All dies könne zum Teil parallel stattfinden oder sich überlappen. Die Expertin erläutert: "Aber die Phasen in ihrer Klarheit zu verstehen, hilft zu begreifen, dass Menschen sich in unterschiedlichen Stadien befinden und wir nicht von jemand anderem erwarten können, dass er gerade ebenfalls dort ist."
"Hätten wir weinen sollen? Ich hatte selbst kaum Zeit, es wirklich zu verarbeiten. Zuerst der Rettungsversuch, wo wir alle funktionieren mussten, selbst, als wir Laura entdeckten. In diesen Moment haben wir wahrgenommen, rational abgewogen, was die nächsten Schritte sein könnten. Das sind die Momente, in denen jede Emotion beiseite gelassen werden muss und der klare Verstand die einzige Maxime sein darf."

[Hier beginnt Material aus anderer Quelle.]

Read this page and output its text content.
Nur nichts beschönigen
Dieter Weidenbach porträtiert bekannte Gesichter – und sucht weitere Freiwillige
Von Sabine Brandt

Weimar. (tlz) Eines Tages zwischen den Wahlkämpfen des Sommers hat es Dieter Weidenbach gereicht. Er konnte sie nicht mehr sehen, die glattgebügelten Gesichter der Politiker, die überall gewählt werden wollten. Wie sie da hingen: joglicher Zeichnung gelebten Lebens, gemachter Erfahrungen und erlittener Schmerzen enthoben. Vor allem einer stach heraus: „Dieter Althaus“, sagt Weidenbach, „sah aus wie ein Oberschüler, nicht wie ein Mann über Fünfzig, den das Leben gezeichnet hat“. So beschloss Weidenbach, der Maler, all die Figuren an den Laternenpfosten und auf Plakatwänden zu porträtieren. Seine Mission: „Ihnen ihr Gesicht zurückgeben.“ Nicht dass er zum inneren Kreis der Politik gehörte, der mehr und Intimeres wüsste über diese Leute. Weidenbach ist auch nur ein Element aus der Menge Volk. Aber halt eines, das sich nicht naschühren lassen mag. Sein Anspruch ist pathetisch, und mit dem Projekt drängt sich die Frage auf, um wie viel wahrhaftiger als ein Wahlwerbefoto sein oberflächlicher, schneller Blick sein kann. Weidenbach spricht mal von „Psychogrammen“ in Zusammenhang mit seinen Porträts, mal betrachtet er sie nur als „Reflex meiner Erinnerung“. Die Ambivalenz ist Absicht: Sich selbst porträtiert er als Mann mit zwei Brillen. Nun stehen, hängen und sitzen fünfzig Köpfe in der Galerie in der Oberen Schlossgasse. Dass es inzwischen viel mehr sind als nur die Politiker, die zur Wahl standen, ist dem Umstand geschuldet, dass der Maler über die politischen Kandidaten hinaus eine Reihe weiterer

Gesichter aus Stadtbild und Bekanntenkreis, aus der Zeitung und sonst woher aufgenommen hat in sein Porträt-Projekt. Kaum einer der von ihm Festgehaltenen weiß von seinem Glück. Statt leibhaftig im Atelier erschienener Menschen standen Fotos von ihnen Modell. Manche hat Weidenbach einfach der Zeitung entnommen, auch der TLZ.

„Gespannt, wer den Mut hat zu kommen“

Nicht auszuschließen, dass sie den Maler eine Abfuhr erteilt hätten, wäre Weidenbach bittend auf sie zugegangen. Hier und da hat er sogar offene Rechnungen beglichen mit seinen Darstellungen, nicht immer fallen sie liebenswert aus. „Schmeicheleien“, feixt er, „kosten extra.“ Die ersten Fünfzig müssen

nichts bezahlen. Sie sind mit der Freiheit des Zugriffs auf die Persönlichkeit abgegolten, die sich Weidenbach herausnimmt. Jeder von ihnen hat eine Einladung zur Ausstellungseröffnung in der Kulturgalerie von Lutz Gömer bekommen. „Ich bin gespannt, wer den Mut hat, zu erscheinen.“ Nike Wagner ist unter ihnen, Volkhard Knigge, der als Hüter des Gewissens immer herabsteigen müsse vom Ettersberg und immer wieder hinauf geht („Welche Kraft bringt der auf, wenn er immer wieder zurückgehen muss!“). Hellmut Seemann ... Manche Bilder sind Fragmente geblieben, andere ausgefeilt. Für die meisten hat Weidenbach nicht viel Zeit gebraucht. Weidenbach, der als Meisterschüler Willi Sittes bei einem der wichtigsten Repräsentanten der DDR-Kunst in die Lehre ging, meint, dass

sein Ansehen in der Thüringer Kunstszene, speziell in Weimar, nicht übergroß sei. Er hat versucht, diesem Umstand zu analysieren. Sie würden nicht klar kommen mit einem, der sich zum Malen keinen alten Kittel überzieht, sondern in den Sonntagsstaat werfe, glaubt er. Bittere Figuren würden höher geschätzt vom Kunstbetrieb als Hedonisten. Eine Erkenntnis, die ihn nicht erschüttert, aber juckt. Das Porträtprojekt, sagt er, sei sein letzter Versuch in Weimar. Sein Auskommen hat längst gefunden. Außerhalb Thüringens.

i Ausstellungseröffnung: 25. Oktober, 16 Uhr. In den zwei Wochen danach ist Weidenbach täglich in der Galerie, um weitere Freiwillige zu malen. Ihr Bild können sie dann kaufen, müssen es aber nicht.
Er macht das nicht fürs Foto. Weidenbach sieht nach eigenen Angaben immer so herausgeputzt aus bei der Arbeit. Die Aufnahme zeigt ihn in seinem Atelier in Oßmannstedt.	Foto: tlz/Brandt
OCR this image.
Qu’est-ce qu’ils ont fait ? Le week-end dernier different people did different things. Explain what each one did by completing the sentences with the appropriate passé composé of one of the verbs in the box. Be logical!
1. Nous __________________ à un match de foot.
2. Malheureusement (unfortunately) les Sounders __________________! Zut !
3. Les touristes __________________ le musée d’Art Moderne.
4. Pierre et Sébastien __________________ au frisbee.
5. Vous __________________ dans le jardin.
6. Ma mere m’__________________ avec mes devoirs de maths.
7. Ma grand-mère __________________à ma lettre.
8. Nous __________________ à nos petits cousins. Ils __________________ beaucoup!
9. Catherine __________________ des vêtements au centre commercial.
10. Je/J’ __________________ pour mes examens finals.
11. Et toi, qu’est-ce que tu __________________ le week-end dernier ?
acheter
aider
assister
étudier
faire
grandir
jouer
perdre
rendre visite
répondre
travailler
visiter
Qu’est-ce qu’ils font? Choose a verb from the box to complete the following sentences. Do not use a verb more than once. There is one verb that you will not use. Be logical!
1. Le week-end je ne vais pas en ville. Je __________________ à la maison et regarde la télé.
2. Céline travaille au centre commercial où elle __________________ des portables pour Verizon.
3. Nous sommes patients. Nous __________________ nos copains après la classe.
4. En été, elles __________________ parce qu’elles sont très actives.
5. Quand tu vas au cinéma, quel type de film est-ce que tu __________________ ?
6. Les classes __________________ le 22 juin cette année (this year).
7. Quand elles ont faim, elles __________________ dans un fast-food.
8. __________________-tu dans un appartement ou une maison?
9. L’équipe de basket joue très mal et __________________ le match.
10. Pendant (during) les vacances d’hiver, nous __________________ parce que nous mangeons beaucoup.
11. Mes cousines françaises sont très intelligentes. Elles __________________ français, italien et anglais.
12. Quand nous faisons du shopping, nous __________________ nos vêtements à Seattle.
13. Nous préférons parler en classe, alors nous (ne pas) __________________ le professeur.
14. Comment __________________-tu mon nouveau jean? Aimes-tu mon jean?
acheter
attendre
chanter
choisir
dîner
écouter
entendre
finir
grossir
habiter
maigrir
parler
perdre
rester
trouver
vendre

Thomas Huber beschreibt sein Innenleben sehr eindrücklich in seinem Instagram-Beitrag. "Bei Thomas Huber und Marina Krauss findet noch das eigene Überleben statt", erklärt die Psychologin hierzu. "Und bei der Verarbeitung all dieser Prozesse hat sowieso jeder Mensch sein eigenes Tempo und seine Herangehensweisen. Wenn wir jetzt bedenken, dass auch andere Menschen trauern und die Öffentlichkeit involviert ist, verschränkt sich alles miteinander." Diese Perspektive sei für jemanden, der nicht vor Ort ist, häufig schwer nachvollziehbar.
"Jemand, der gar nicht dabei war und vielleicht deswegen dieses erste Stadium vom Anfangsschock gar nicht so stark empfindet und in seinem bequemen Wohnzimmer sitzt, ist vielleicht schon weiter, in der Phase zwei und empfindet Trauer, Wut sowie diese intensiven Emotionen", sagt Gerstenberg.
"Diese Person ist dann hoch irritiert, das nicht bei der Seilpartnerin wahrnehmen zu können." Darum sei das Verständnis zentral, dass jeder Mensch anders trauert und zu verschiedenen Zeitpunkten weint – oder eben nicht. Dieser Umstand sollte berücksichtigt werden, "bevor wir anfangen, jemanden zu beurteilen oder zu verurteilen."
Wie geht es nun weiter? Wie die einzelnen Phasen ablaufen, ist für jeden Menschen ebenfalls individuell. Laut der Medizinerin hat jeder eine andere Art:
- Einige machen es eher mit sich selbst ab, andere suchen Unterstützung.
- Um die verstorbene Laura Dahlmeier gebe es immerhin schon eine eingeschworene Gruppe, die zusammenhalte. Das sei bestimmt sehr stützend.
- Manche Menschen suchen Halt in Glaubensgemeinschaften, bei Angehörigen, bei Freunden.
- In Kliniken gibt es auch Trauergruppen, Therapiegruppen zur Trauerbegleitung sowie Achtsamkeitsgruppen.
Der Druck von außen für die Bergsteiger-Gruppe sei nicht zu vernachlässigen. "Sie müssen allen möglichen äußeren Ansprüchen genügen. Sich den Blick nach innen auf die eigene Trauer zu leisten, ist nicht einfach." Da würde sie erst einmal jedem die Zeit zugestehen wollen, mit seiner eigenen Reaktion dort klarzukommen.
Genau diese Zeit nimmt sich Bergsteiger Thomas Huber nun:
"Jetzt bin ich froh, ab morgen lange in den Bergen sein zu dürfen, mich von dieser Welt abzukoppeln und endlich weinen zu dürfen. Ich hoffe, dass wir alle, besonders Marina, auch die Zeit bekommen, es gut zu verarbeiten. Und so gut kannte ich Laura, dass es ganz im ihren Sinn wäre, dass jetzt endlich Ruhe einkehrt. Bitte seid respektvoll."